We all stood there, bummed out, trying to remember the plot to Bambi. Until Don turned to us, suddenly radiant.
“What?” we said.
“I have an idea.” Still crouched, he crabwalked over to the bear cub, awkward in his snowsuit. It looked at him sideways, nervous, and stumbled two steps in the opposite direction. But then Don made a whimpering noise and it stopped in its tracks, like it knew exactly what Don had said. Don sat down and unzipped his snowsuit down to the waist. He slipped the suspenders off his shoulders. He rolled the bib part down to his waist, like an unpeeled banana. He pulled up his three sweaters and flannel shirt until you could see his chest. For a moment he closed his eyes and made his face calm and stony, like Jacke when he did his pre-game warmup. You could tell he was gathering strength, digging down deep. Finally, he opened his eyes and took a deep breath. He clucked at the cub and it wobbled over to him. And then, with a tenderness I’d never seen in Don before, he guided the cub to his bare teat and eagerly it began to suckle him.
-------
“What?” I said, out loud. Which was weird, because no one had said anything. Dilweg’s cheeks bulged a little bit like he was going to be sick. The blood dropped out of his face.

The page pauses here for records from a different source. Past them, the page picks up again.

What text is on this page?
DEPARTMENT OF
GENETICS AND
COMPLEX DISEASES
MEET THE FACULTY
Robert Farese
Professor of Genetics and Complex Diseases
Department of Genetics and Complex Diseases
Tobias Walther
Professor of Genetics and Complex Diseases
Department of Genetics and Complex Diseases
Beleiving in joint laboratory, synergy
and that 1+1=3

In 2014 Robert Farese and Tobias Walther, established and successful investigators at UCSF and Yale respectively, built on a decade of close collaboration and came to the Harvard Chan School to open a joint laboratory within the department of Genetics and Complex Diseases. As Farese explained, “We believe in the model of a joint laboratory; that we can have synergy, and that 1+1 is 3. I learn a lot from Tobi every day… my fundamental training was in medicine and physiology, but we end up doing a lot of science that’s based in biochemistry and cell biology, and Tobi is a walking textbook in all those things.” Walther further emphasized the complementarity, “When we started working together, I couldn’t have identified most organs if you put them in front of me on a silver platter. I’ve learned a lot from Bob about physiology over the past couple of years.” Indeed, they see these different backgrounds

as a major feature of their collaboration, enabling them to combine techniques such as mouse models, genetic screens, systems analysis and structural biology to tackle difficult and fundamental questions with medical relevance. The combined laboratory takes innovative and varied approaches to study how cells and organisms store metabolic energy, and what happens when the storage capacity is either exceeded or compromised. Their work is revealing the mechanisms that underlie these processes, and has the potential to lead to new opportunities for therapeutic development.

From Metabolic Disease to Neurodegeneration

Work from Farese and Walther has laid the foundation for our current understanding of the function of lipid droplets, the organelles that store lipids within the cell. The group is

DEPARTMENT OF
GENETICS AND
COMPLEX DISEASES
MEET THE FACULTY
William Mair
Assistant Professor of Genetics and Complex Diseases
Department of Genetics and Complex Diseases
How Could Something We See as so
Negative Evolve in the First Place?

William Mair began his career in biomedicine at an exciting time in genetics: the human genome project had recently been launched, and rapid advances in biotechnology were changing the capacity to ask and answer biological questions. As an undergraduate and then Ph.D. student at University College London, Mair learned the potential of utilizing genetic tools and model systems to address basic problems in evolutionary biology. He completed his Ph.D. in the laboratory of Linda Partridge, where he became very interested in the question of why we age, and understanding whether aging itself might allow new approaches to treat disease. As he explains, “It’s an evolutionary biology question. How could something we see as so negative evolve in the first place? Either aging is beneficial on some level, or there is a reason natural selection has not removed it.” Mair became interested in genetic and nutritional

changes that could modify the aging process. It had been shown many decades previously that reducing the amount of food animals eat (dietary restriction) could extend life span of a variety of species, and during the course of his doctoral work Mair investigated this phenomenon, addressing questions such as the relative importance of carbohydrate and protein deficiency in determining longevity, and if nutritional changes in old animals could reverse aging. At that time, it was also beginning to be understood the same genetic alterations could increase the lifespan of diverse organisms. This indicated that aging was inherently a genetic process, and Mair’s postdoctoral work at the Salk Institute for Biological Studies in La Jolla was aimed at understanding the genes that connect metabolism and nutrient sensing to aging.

“Sympathetic male lactation,” Don said. He craned his neck to us but kept his torso stable so as not to interrupt the feeding. "When the mother dies while she’s nursing on rare occasions the male can start producing his own breast milk. It also sometimes happens that the newborn of one species will take to the breast of a nursing mother of another, as in the case of certain dogs who will nurse kittens. I guess what we have here is a combination of both.”
Dilweg and I weren’t really listening.
“That cub’s really goin’ at it,” I said.
“No shit,” Dilweg said.
“Can you blame him?” Don said, petting the cubs’ head, a warm paternal smile on his face. “This stuff is chock full of exactly the vitamins and minerals this little guy needs!"
It took almost ten minutes for the cub to get his fill. While we waited, Dilweg and I halfheartedly pelted trees with snowballs. When he was done, Don pulled his sweaters down, stood up and stretched. Where other people might have looked down at their breast in amazement, Don just yawned. Just another day in the life of Majik.
By now the sun had started to set. A pale rosy glow flickered through the trees, strobe-like. The cub looked happy. Its belly was full, its fur had a shiny healthy glow and it was licking its snout exuberantly.
“Good to the last drop,” Don said. “Eh, buddy?”
“Really Don?” Dilweg said, looking woozy again.
We tried shooing it back into the woods, but the cub wouldn’t leave us. It had decided to follow us home like a puppy. Don said he’d call the DNR in the morning and we agreed this was a good idea. As we approached the cabin, silent but for the crunch of our boots in the snow and the scrabbling of the little cubs’ paws, I thought a little about what had just happened. Don Majkowski had just breastfed a bear cub. That’s about as far as I got.
“You guys probably shouldn’t tell anyone about this,” Don said, finally breaking the silence. “The whole Bears thing. Bad P.R.”
“No problem,” we said, not knowing that keeping that kind of thing secret would prove to be impossible.